I believe that such a force looked down on my naked, innocent, infant body and said: "Here's a live one, pal. He'll never understand indoor plumbing or anything invented after 1860."

I may be dumb, but I've forced myself - through diligent study and disastrous hands-on experience - to understand indoor plumbing.

What's to understand? It means you spend hours, blinded by sweat, in a fetal position beneath a leaking toilet tank and when you think it's fixed, it ain't.

This theory of mine was reinforced recently - right after I called the plumber to fix a leaking toilet tank.

Let me say here that if I had my way, we'd still be doing the laundry in a decent galvanized washtub with a scrub board and Octagon soap. And drying it in God's sunshine on a honest wire line.

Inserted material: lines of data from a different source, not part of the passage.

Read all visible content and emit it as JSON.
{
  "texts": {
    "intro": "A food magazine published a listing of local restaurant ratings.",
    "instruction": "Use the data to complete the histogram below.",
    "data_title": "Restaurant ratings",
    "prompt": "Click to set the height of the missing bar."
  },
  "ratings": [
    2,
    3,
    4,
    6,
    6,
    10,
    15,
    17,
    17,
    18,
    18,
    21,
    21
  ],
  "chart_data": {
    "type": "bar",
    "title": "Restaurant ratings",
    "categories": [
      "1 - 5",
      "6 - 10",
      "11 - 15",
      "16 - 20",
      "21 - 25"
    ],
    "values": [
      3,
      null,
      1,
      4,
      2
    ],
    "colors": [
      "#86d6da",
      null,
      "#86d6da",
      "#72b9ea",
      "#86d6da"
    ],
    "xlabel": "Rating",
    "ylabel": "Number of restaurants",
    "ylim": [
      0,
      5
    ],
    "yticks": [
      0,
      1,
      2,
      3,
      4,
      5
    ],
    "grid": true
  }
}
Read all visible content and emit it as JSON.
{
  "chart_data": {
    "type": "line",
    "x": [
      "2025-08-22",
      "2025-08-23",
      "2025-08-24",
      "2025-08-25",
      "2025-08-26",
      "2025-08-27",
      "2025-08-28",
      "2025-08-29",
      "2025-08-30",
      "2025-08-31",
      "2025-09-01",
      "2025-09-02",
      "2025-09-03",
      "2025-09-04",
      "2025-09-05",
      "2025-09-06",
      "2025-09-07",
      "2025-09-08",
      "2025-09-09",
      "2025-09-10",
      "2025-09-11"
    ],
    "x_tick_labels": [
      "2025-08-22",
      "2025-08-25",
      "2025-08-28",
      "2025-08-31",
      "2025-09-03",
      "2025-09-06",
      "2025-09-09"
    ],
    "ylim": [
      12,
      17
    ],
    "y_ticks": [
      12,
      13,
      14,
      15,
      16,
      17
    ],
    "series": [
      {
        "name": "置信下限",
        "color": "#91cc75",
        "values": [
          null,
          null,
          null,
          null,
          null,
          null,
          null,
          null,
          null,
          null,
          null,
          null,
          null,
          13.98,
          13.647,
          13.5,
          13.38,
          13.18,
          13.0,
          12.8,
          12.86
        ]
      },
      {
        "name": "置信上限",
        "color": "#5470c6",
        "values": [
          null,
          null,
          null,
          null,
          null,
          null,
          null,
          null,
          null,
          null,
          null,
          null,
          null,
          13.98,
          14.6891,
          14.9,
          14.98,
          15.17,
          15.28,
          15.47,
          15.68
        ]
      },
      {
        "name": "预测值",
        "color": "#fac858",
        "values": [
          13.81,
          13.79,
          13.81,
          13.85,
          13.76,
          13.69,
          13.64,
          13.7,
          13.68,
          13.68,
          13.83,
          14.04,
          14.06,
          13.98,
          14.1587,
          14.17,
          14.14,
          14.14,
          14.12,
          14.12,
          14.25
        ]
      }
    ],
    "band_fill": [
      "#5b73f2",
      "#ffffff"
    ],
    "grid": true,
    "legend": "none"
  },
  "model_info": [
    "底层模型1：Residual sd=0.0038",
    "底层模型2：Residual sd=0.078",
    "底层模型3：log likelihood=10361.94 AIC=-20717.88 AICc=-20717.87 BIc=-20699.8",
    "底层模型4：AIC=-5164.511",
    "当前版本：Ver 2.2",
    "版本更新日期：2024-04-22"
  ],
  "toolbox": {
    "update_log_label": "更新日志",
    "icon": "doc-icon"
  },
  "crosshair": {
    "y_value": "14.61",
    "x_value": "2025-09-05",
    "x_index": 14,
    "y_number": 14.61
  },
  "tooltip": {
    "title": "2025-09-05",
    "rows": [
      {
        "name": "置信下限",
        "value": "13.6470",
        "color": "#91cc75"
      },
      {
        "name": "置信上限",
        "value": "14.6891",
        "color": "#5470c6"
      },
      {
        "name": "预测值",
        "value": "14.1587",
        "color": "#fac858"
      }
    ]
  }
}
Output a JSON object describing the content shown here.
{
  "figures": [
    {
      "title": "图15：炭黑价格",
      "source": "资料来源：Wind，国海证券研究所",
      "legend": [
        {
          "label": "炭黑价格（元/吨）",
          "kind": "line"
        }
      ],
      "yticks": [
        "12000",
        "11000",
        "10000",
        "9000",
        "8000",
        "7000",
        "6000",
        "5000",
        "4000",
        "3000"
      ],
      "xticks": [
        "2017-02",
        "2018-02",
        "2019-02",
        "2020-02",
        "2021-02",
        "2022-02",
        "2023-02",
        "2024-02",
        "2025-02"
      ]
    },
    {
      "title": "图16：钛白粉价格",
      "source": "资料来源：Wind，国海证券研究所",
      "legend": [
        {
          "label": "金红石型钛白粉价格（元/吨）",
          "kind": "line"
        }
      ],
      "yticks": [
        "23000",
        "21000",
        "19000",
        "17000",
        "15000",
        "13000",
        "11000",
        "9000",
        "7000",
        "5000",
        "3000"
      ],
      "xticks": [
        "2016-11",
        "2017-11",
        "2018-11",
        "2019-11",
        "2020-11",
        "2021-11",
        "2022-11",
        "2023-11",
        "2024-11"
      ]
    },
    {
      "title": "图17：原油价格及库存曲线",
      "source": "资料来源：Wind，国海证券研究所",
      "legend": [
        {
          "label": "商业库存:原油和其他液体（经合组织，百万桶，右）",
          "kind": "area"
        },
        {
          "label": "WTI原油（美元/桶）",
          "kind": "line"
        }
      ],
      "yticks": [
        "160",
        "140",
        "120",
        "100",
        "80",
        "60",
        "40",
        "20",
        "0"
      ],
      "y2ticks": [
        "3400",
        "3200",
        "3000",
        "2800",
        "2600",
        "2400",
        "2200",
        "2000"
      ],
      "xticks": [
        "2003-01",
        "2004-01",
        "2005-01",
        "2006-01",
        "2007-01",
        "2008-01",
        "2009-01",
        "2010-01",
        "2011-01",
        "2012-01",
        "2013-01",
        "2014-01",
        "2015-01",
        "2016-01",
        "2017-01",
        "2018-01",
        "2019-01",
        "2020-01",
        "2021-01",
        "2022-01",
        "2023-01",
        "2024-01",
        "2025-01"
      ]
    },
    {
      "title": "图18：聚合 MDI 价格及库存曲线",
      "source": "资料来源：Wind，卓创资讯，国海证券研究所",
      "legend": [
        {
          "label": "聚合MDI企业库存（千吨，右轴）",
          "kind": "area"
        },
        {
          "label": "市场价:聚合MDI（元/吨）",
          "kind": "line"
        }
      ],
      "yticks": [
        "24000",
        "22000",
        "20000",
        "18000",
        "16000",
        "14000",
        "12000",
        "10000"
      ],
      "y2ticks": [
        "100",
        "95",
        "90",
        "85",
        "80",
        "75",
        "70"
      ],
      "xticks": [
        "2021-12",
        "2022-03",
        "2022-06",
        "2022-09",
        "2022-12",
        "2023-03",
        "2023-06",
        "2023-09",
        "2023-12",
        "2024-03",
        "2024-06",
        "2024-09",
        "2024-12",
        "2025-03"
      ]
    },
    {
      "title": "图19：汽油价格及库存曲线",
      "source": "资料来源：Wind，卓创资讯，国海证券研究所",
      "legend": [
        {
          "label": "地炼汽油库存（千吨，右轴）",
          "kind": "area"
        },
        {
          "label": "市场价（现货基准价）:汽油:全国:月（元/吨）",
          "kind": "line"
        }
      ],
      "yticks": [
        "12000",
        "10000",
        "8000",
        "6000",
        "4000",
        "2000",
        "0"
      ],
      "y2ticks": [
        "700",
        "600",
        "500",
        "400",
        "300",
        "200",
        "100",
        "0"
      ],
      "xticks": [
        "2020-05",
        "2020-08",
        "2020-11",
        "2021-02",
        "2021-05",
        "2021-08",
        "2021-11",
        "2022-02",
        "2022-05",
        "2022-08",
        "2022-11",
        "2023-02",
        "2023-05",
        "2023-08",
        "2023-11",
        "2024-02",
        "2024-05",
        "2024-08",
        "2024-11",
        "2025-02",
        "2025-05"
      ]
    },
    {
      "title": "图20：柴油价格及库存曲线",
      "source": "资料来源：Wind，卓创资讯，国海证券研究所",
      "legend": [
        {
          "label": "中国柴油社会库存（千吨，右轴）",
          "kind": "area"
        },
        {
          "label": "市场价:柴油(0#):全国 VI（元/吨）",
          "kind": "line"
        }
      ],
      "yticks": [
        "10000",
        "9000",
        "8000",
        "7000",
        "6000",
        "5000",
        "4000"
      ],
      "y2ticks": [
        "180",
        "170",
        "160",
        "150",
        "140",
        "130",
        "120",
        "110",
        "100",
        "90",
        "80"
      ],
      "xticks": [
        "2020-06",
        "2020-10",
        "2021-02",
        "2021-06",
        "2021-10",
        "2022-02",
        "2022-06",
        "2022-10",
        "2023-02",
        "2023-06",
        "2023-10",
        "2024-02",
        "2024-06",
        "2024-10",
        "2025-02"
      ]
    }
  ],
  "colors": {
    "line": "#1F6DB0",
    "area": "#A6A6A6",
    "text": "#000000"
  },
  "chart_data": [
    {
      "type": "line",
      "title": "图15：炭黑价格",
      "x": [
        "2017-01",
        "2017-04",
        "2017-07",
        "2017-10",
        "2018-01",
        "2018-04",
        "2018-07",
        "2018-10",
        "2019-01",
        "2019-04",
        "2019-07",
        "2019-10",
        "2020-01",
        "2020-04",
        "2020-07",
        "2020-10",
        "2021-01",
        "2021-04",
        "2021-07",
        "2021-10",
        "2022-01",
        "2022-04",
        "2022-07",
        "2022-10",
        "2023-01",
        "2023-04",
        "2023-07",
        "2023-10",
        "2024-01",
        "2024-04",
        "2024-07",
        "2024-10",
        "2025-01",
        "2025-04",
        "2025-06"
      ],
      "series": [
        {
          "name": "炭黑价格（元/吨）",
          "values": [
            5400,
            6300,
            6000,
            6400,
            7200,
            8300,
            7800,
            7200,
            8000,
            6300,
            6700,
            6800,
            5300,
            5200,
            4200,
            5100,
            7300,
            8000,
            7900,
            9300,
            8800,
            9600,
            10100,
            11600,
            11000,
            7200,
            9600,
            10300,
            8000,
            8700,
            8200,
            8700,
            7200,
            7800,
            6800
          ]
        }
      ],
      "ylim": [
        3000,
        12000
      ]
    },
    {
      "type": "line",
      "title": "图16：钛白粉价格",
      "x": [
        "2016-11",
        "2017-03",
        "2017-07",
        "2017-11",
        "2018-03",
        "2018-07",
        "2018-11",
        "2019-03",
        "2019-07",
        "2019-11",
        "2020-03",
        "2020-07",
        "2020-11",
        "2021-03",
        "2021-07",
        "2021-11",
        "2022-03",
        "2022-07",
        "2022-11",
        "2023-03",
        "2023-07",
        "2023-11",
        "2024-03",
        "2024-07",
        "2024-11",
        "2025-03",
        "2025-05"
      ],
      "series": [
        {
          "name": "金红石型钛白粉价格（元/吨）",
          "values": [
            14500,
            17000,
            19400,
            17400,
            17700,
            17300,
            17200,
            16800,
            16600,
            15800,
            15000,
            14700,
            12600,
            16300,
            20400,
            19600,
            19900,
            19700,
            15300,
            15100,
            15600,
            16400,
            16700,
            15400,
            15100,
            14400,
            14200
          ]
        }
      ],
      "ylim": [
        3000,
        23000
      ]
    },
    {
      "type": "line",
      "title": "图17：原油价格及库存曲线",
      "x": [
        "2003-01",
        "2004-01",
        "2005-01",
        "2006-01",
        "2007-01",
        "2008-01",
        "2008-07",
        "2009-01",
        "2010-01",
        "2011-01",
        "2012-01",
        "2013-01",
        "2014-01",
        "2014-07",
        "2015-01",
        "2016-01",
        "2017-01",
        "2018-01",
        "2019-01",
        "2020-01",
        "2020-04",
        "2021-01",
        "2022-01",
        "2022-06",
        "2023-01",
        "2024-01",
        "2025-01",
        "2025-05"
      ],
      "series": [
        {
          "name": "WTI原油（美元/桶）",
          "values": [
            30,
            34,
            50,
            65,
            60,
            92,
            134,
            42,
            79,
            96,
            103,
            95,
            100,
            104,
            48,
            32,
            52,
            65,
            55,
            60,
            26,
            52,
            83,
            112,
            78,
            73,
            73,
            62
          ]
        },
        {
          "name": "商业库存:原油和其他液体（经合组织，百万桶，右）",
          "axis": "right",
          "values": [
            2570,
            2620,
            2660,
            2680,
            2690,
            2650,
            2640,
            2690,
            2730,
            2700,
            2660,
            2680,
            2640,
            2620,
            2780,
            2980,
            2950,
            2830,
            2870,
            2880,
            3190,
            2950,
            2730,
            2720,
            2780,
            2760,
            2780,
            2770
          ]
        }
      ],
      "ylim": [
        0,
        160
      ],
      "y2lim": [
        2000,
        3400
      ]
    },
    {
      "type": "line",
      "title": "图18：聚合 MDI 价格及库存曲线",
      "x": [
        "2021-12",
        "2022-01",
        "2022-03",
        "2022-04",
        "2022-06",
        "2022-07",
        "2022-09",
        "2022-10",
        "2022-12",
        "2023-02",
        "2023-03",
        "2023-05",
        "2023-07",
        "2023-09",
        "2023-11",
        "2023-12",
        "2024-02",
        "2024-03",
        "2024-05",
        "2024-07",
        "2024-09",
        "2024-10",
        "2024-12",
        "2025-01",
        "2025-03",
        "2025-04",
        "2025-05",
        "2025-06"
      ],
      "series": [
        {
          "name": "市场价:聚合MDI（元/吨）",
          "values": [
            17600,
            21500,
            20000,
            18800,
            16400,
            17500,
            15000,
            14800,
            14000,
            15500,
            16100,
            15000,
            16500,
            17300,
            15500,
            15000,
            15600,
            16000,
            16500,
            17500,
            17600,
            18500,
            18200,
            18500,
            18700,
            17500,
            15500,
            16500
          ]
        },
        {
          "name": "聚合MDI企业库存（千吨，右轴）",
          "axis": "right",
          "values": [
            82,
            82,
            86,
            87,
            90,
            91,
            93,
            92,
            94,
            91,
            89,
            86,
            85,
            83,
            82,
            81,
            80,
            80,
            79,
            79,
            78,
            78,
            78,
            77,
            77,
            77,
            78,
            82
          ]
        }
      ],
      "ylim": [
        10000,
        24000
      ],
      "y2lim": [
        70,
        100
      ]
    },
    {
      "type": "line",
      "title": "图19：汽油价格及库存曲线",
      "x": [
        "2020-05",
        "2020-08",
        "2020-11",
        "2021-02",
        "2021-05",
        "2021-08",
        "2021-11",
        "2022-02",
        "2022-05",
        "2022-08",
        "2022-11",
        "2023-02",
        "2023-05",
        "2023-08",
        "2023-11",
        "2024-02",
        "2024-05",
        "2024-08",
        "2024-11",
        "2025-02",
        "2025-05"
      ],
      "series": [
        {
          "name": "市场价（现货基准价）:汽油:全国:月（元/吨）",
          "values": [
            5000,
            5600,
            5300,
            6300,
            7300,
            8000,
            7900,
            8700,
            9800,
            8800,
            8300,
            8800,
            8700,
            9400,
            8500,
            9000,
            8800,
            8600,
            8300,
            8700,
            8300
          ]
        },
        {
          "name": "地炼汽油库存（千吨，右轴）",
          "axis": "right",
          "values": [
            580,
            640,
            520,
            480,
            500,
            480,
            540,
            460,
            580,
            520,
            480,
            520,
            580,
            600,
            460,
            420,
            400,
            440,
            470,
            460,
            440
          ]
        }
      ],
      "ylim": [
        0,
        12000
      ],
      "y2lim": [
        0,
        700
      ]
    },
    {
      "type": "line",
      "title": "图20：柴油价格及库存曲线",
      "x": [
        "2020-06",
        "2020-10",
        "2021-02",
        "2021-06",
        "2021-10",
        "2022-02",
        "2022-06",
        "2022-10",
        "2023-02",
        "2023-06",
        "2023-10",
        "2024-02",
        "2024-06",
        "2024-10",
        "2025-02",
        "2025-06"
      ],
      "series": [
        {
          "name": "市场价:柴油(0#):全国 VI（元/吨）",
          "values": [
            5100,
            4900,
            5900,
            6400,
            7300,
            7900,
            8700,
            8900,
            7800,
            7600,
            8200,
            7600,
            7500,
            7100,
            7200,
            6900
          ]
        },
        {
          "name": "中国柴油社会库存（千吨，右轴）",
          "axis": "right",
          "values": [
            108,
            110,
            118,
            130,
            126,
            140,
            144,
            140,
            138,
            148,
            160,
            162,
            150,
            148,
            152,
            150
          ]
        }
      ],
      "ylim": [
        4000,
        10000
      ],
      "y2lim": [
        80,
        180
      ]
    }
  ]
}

In those days, no appliance mechanic got $40 an hour to find that you had a hole in your tub.

Which - rather cleverly, I think - brings us to the Great Washing Machine/Dryer Disaster that has aged us cruelly.

The old dryer began to cry pitiably. We got a new one. This one didn't cry a lot. It also didn't dry a lot.

They gave us a new one. It didn't do any better. The experts blamed the old washing machine, and we spent $121.14 to make it spin the way it should.

It's spooky to get up in the middle of the night and see damp-dry laundry hanging on the staircase railing and all over the house. It's kind of like a dream sequence in a late-night cable movie starring Shannon Tweed.

For our nerves, we got a new washing machine. It has one macho spin cycle on it. Still damp clothes. We replaced the dryer power cord. Nothing.

We have spent enough to endow a professorship at some respectable university.

As many of you know, I always try to look on the bright side, and the tragedy of our laundry has made me forget to worry about the smoke alarm in the kitchen that screams every time you make toast.

I can outsmart the alarm. I fan it with the morning newspaper. I'd really like to hit it with my Monster Maul.

I don't like to say it but without help it seems we may be doing the laundry with a washtub and scrub board again.

If you'll help us out a little here, I'll tell you who Shannon Tweed is.